Ketika Harapan Diabaikan: Tak Ada Undangan Furoda, Tapi Kerugian Nyata
Setiap tahun, menjelang musim haji, biro perjalanan di Indonesia mulai menyusun strategi operasional untuk berbagai jalur pemberangkatan, ONH Plus/Haji Khusus, hingga jalur undangan atau Haji Furoda. Jalur terakhir ini kerap dianggap sebagai opsi paling cepat bagi mereka yang tidak ingin menunggu antrean bertahun-tahun.
Namun, musim haji 2025 menjadi titik balik penuh kepahitan. Harapan yang semula begitu tinggi seketika runtuh saat Pemerintah Arab Saudi memutuskan untuk tidak menerbitkan visa mujamalah atau undangan Furoda sama sekali.
Bagi para jemaah, ini berarti batal berangkat. Tapi bagi biro perjalanan, dampaknya jauh lebih dalam: kerugian finansial yang signifikan.
Banyak biro sudah menyiapkan miliaran rupiah untuk deposit tiket pesawat dan reservasi hotel di Makkah dan Madinah.
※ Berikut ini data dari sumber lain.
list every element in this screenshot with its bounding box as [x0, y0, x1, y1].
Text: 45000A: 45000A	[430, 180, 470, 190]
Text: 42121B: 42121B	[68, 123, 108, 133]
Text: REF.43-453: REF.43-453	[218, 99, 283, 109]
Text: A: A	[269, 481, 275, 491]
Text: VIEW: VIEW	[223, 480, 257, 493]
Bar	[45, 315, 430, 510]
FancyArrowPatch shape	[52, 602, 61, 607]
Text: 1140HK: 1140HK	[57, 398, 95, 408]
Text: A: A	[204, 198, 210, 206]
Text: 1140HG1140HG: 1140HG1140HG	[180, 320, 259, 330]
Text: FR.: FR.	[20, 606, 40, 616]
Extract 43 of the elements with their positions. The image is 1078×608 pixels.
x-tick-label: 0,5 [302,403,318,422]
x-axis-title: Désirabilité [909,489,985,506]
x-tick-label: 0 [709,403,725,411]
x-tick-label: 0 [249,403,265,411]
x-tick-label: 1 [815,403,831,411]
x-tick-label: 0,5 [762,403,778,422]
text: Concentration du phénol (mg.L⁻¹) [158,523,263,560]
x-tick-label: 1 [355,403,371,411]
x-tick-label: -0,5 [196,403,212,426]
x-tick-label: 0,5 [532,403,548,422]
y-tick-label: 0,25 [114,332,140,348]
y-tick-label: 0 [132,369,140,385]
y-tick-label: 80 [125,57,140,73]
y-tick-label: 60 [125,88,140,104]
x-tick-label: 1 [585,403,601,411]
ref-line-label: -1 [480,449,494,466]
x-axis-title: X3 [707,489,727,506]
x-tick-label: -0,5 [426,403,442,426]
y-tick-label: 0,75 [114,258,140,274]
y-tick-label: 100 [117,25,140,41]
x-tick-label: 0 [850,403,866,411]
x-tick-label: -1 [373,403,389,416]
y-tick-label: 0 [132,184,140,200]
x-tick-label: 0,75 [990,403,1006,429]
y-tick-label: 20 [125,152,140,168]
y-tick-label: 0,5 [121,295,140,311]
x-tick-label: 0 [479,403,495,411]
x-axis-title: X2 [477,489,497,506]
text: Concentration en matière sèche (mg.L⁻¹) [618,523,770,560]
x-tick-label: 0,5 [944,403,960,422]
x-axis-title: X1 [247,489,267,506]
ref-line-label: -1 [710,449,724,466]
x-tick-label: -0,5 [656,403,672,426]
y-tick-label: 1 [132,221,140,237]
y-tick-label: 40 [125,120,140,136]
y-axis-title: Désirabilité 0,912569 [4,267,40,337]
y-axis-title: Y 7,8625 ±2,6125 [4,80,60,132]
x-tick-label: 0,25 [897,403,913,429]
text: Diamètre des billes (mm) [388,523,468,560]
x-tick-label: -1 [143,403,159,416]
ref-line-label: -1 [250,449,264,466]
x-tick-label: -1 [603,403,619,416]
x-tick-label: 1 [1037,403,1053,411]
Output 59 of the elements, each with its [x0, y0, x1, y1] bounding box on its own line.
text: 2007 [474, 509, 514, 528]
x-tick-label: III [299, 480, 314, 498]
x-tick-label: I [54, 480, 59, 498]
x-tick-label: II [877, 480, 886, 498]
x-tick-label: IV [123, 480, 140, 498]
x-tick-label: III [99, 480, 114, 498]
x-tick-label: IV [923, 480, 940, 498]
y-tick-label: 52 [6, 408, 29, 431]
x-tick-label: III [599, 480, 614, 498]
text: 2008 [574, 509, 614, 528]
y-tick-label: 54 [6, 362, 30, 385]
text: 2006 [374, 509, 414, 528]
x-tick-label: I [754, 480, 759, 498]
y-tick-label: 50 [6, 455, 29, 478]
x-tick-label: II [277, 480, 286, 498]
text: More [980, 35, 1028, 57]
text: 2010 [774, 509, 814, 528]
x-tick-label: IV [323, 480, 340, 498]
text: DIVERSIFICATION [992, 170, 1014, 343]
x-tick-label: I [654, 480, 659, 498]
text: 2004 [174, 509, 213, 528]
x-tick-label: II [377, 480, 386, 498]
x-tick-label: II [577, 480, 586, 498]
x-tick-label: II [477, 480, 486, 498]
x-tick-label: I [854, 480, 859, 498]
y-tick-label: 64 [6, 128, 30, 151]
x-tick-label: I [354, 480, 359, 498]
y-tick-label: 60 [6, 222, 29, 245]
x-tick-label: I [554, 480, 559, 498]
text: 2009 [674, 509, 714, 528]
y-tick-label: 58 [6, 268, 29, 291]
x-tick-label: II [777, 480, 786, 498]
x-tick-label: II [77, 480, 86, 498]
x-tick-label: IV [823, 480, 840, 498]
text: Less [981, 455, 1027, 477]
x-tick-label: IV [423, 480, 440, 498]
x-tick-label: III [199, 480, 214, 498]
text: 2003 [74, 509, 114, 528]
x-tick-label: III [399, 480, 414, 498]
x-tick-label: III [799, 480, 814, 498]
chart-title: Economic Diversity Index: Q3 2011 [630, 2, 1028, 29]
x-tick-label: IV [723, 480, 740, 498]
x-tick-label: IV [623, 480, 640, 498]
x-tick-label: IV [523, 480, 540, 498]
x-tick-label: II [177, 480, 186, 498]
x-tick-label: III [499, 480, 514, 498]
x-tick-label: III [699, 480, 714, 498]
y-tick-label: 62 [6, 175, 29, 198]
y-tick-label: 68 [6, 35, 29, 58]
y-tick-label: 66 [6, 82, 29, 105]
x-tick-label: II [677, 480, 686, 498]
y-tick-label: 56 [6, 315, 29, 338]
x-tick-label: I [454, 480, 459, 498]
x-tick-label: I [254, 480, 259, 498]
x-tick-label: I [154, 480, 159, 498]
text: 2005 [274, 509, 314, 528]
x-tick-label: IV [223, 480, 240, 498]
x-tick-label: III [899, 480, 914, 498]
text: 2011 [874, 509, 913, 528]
Langkah ini biasanya diambil untuk mengamankan slot premium sebelum kehabisan.
Namun, ketika visa tidak juga turun hingga tenggat akhir, dana tersebut hangus. Tak ada refund penuh. Tak ada mekanisme reschedule. Inilah bentuk kerugian nyata yang selama ini luput dari sorotan media dan publik.
Tidak sedikit biro yang terpaksa menggunakan dana talangan atau meminjam ke bank untuk mengantisipasi pembiayaan awal ini. Ketika realitas berkata lain, mereka tidak hanya kehilangan uang, tapi juga kehilangan reputasi dan kepercayaan jemaah.
Harapan yang disandarkan pada janji undangan Furoda berubah menjadi beban berat yang tak ringan ditanggung sendiri.
Hotel dan Maskapai Menang Dua Kali: Pegang Uang, Tapi Bebas Kewajiban
Di tengah ketiadaan visa Furoda, kerugian terbesar justru tidak ditanggung oleh pihak yang paling diuntungkan dari sistem ini: hotel dan maskapai.
Biro perjalanan yang sudah membayar uang muka bahkan pelunasan penuh kepada penyedia jasa akomodasi dan penerbangan justru menjadi pihak yang paling dirugikan.
Padahal, jika ditinjau secara logis dan moral, hotel dan maskapai sejatinya telah memperoleh keuntungan dobel, mereka mendapatkan arus kas miliaran rupiah jauh hari sebelum musim haji tanpa harus mengeluarkan jasa apa pun, dan pada saat pembatalan, mereka tidak punya kewajiban untuk mengembalikan dana itu.
Sistem non-refundable yang mereka terapkan ibarat pedang bermata satu, tajam ke arah biro, tumpul ke arah penyedia. Mereka memegang dana besar yang seharusnya menjadi bentuk kontrak atas jasa, namun saat visa Furoda tidak keluar, jasa tidak diberikan, dan uang tetap mereka pegang.
Bahkan tidak ada klausul yang mengatur bahwa dana tersebut bisa dialihkan untuk musim haji tahun berikutnya. Padahal haji adalah ibadah tahunan yang pasti akan berulang. Mengapa tidak ada opsi reschedule? Ini membuat biro perjalanan seperti menjadi investor tanpa imbal hasil, bahkan tanpa perlindungan.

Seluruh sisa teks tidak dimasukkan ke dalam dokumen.